State lawmakers voted late Thursday to adopt changes in laws on opioids despite what some said are flaws and concerns by others that the plan won’t do much of anything to deal with the drug abuse epidemic.
The unanimous approval came just hours after the Republicans who control both the House and Senate picked apart the package that Gov. Doug Ducey presented to them Monday and asked that they give final approval in three days.
It wasn’t just the rush to make massive changes in Arizona law that concerned a few lawmakers who pointed out that many of the key provisions do not even take effect until next year. The bigger fear is that some of what’s in the package has not been well thought out.
One complaint deals with a provision designed to ensure that doctors do not provide larger doses than appropriate.
It absolutely prohibits giving patients more than 90 “morphine milligram equivalents” a day unless they fall into certain excepted categories like cancer patients and those in hospice. Doctors can prescribe such doses in other cases — but only if they first consult a board-certified pain management specialist.
Sen. Sylvia Allen, R-Snowflake, said that raises all sorts of concerns, ranging from who picks up the cost of the consult for patients without health insurance to how long it might take to get that second opinion, especially if the specialist actually wants to see the patient.
“It’s probably going to be a long wait,” said Sen. Nancy Barto, R-Phoenix.
The bigger question, Allen said, is having the state looking over the shoulder of medical professionals.
“Here’s a doctor who’s practiced for years, knows that patient, and now they have to get a second opinion,” she said.
“It’s kind of an insult to them,” Allen continued. “So I don’t like that at all.”
Sen. Rick Gray, R-Sun City, worried over a provision that will require all prescriptions for opioids to be done electronically. That is designed to cut down on forged paper prescriptions.
But Gray questioned whether that’s technically feasible, particularly for rural doctors.
“Some of this software isn’t even developed yet,” he said. Gray said it took the state of New York two years to get a similar system in place.
Rep. Regina Cobb, R-Kingman, called the requirement an “unfunded mandate, saying that setting up the system could cost doctors up to $20,000.
Sen. Steve Smith, R-Maricopa, said he had a problem with the concept of imposing an entirely new regulatory scheme on all doctors. Smith said he believes there are just a small number of “bad doctors” who are causing the problem by overprescribing highly addictive opioids.
“If you’re going to overburden the doctors you’re still not going to solve the problem,” he said.
Sen.
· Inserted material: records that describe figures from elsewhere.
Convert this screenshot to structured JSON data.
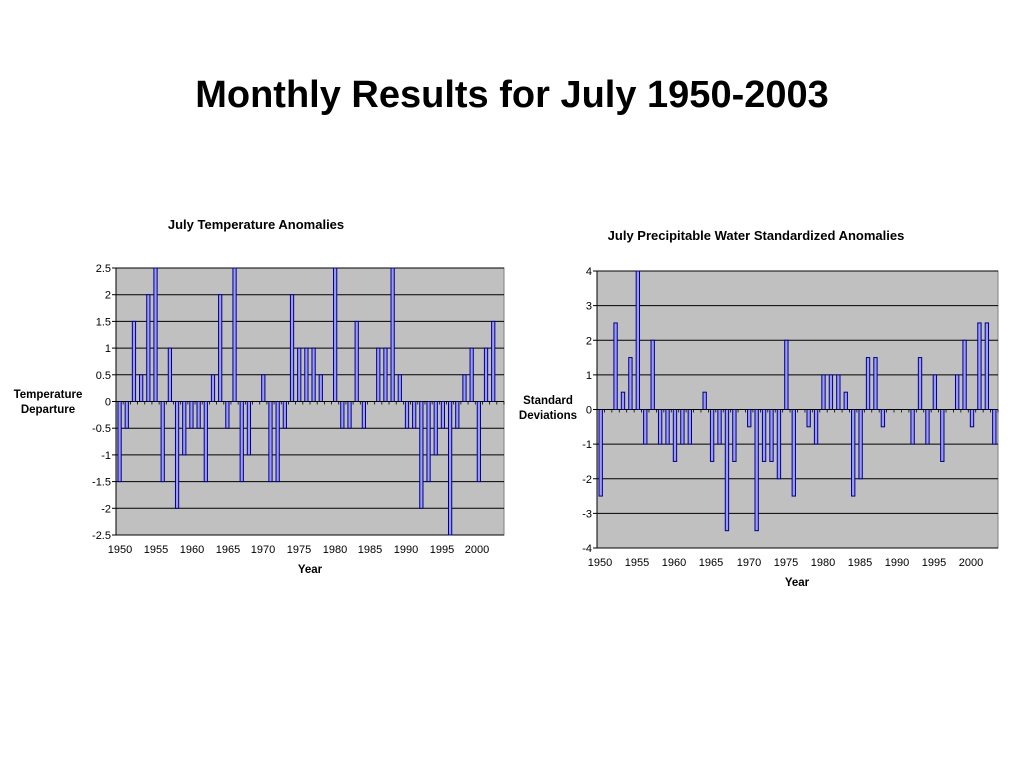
{
  "slide": {
    "title": "Monthly Results for July 1950-2003"
  },
  "colors": {
    "plot_bg": "#c0c0c0",
    "bar_fill": "#9999ff",
    "bar_stroke": "#000080",
    "grid": "#000000"
  },
  "chart_data": [
    {
      "type": "bar",
      "title": "July Temperature Anomalies",
      "xlabel": "Year",
      "ylabel": "Temperature Departure",
      "ylim": [
        -2.5,
        2.5
      ],
      "yticks": [
        -2.5,
        -2,
        -1.5,
        -1,
        -0.5,
        0,
        0.5,
        1,
        1.5,
        2,
        2.5
      ],
      "xticks": [
        1950,
        1955,
        1960,
        1965,
        1970,
        1975,
        1980,
        1985,
        1990,
        1995,
        2000
      ],
      "grid": true,
      "legend": "none",
      "x": [
        1950,
        1951,
        1952,
        1953,
        1954,
        1955,
        1956,
        1957,
        1958,
        1959,
        1960,
        1961,
        1962,
        1963,
        1964,
        1965,
        1966,
        1967,
        1968,
        1969,
        1970,
        1971,
        1972,
        1973,
        1974,
        1975,
        1976,
        1977,
        1978,
        1979,
        1980,
        1981,
        1982,
        1983,
        1984,
        1985,
        1986,
        1987,
        1988,
        1989,
        1990,
        1991,
        1992,
        1993,
        1994,
        1995,
        1996,
        1997,
        1998,
        1999,
        2000,
        2001,
        2002
      ],
      "values": [
        -1.5,
        -0.5,
        1.5,
        0.5,
        2,
        2.5,
        -1.5,
        1,
        -2,
        -1,
        -0.5,
        -0.5,
        -1.5,
        0.5,
        2,
        -0.5,
        2.5,
        -1.5,
        -1,
        0,
        0.5,
        -1.5,
        -1.5,
        -0.5,
        2,
        1,
        1,
        1,
        0.5,
        0,
        2.5,
        -0.5,
        -0.5,
        1.5,
        -0.5,
        0,
        1,
        1,
        2.5,
        0.5,
        -0.5,
        -0.5,
        -2,
        -1.5,
        -1,
        -0.5,
        -2.5,
        -0.5,
        0.5,
        1,
        -1.5,
        1,
        1.5
      ]
    },
    {
      "type": "bar",
      "title": "July Precipitable Water Standardized Anomalies",
      "xlabel": "Year",
      "ylabel": "Standard Deviations",
      "ylim": [
        -4,
        4
      ],
      "yticks": [
        -4,
        -3,
        -2,
        -1,
        0,
        1,
        2,
        3,
        4
      ],
      "xticks": [
        1950,
        1955,
        1960,
        1965,
        1970,
        1975,
        1980,
        1985,
        1990,
        1995,
        2000
      ],
      "grid": true,
      "legend": "none",
      "x": [
        1950,
        1951,
        1952,
        1953,
        1954,
        1955,
        1956,
        1957,
        1958,
        1959,
        1960,
        1961,
        1962,
        1963,
        1964,
        1965,
        1966,
        1967,
        1968,
        1969,
        1970,
        1971,
        1972,
        1973,
        1974,
        1975,
        1976,
        1977,
        1978,
        1979,
        1980,
        1981,
        1982,
        1983,
        1984,
        1985,
        1986,
        1987,
        1988,
        1989,
        1990,
        1991,
        1992,
        1993,
        1994,
        1995,
        1996,
        1997,
        1998,
        1999,
        2000,
        2001,
        2002,
        2003
      ],
      "values": [
        -2.5,
        0,
        2.5,
        0.5,
        1.5,
        4,
        -1,
        2,
        -1,
        -1,
        -1.5,
        -1,
        -1,
        0,
        0.5,
        -1.5,
        -1,
        -3.5,
        -1.5,
        0,
        -0.5,
        -3.5,
        -1.5,
        -1.5,
        -2,
        2,
        -2.5,
        0,
        -0.5,
        -1,
        1,
        1,
        1,
        0.5,
        -2.5,
        -2,
        1.5,
        1.5,
        -0.5,
        0,
        0,
        0,
        -1,
        1.5,
        -1,
        1,
        -1.5,
        0,
        1,
        2,
        -0.5,
        2.5,
        2.5,
        -1
      ]
    }
  ]
}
Warren Petersen, R-Gilbert, agreed, saying the state is pushing ahead with new regulations that don’t address the underlying reasons of why people abuse drugs.
“Whenever government solves problems it doesn’t seem to work out too well,” he said. “I hope we’re realizing there are some things government can’t solve.”
That question of regulation also got the attention of Sen. Sonny Borrelli, R-Lake Havasu City, who openly wondered whether all the new laws and restrictions might have an unintended effect.
“I don’t want to restrict the ability of good doctors to do their job and force that patient (who needs painkillers) to black tar heroin,” he said.
Borrelli also said the bill is lacking a crucial provision: a state-run needle exchange program to keep addicts from sharing needles and possibly spreading HIV, “and then we have another epidemic.”
Rep. Noel Campbell, R-Campbell, worried about provisions which require veterinarians to report to police if they believe clients are seeking opiates for themselves instead of their pets. That same section then allows police to demand reports, all, Campbell said, without a court order.
“This is what we call a fishing expedition,” he said.
All the concerns — and the unanswered questions — also go to the question of why Ducey called a special session, insisting that lawmakers go from their first real look at the bill on Monday and final approval by the end of the day Thursday. Sen. John Kavanagh, R-Fountain Hills, pointed out that many of the key provisions do not even take effect until next year.
“If we’re not implementing this until 2019 I don’t know why we’re voting on this this afternoon,” he said. Even Majority Leader Kimberly Yee, R-Phoenix, conceded the risks of such rapid action.
“Sometimes when we rush through legislation there are consequences,” she said.
Not everyone saw the issue that way.
Sen. Bob Worsley, R-Mesa, said there is evidence of a real crisis, citing figures showing there has been a 74 percent increase in opioid deaths since he became a lawmaker in 2013.
“It’s highly addictive and it’s killing people,” he told colleagues. “I don’t know why we’re suddenly getting weak knees.”
And Sen. Karen Fann, R-Prescott, said she has no problem with new state laws, saying that whatever kind of self-regulation that is supposed to be going on in the medical community isn’t working, “forcing the government to step in and save some lives.”
Senate President Steve Yarbrough, R-Chandler, did not dispute any of the concerns or contentions of his fellow Republicans. But he urged lawmakers to adopt the plan now, saying any flaws can be fixed next year.
Even Smith, despite his concerns, said he’s willing to push this through.
“I think it’s important to make a statement,” he said.